All of these developments are part of a larger mission forming at MUD/WTR, which Heath says is to support protection of the human mind. “We're in a mental health epidemic, and while it may feel normal, to me it begs the question of what’s going on because this isn’t the natural state of being,” he says. “Maybe there’s something we're doing that's ‘off’ in society or in our habits and rituals.” This line of questioning is exactly what first led Heath to the creation of functional mushroom-based MUD/WTR and is also driving his exploration of more potent plant-based medicines like ayahuasca and psilocybin, the psychedelic compound found in magic mushrooms. “It’s opened up a lot of doors in my life for healing,” he says.

As a result, Heath donates a portion of MUD/WTR’s proceeds to the Multidisciplinary Association for Psychedelic Studies (MAPS), a nonprofit working to raise awareness and understanding of psychedelic substances and their therapeutic value. “When you look at some of the research being done on psychedelics, you start to see there's potential light at the end of the tunnel [with respect to mental health treatment],” he says. “It's a really exciting movement, and we want to be a part of it.”

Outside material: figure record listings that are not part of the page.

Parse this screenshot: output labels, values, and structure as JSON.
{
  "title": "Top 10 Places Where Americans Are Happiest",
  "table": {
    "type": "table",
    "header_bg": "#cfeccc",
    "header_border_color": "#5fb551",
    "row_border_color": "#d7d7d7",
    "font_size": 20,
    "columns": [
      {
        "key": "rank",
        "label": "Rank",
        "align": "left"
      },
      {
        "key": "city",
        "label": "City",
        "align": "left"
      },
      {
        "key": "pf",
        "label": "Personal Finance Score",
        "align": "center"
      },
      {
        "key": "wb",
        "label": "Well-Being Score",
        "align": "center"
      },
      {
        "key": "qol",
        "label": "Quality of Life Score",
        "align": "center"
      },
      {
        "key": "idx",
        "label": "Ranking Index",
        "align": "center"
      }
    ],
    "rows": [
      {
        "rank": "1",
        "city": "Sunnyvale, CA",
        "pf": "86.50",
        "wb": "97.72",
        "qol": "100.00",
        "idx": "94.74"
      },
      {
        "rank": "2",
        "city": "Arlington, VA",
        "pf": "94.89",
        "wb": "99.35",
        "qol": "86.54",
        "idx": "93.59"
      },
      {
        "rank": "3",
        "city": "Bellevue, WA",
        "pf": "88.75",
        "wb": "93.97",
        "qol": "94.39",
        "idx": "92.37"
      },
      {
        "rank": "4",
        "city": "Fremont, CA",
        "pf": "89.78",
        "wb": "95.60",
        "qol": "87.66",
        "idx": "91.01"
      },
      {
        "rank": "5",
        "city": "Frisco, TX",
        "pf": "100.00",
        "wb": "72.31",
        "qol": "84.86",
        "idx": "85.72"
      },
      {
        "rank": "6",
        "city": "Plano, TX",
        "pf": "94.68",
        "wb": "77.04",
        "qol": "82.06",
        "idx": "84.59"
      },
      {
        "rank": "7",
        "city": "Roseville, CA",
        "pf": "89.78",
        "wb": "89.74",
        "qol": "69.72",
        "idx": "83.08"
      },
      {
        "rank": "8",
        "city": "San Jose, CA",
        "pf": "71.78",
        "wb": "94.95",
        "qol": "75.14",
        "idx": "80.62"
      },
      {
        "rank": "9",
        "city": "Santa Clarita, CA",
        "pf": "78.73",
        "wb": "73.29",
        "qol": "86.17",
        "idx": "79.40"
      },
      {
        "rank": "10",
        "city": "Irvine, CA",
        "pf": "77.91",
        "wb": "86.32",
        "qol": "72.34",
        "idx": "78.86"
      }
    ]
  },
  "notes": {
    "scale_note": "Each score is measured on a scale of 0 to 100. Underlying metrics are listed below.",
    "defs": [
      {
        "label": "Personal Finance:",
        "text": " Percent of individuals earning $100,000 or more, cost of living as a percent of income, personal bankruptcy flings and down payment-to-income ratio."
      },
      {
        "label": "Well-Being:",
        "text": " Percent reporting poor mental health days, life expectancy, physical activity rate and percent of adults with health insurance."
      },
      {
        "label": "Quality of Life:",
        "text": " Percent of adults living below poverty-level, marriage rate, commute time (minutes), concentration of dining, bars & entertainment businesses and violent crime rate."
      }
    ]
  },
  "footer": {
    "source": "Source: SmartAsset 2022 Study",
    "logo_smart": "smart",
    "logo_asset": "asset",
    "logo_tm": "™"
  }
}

Heath personally adds microdoses of psilocybin to his MUD/WTR a few days a week, along with other therapeutic plant-based ingredients, including maca, ashwagandha, and L-theanine. He notes that this is one of his favorite things about the company's core product, that it can be customized to fit the individual needs of the drinker. “You can make it your own—that’s the beauty of it,” he says. Still, he ultimately believes the magic of MUD/WTR is in its mushrooms. “Where caffeine is stealing energy from the future, in a way, mushrooms might be bringing you back into balance,” he says. “I love the concept of finding out how I was really meant to feel, and mushrooms seem to be complementary to that."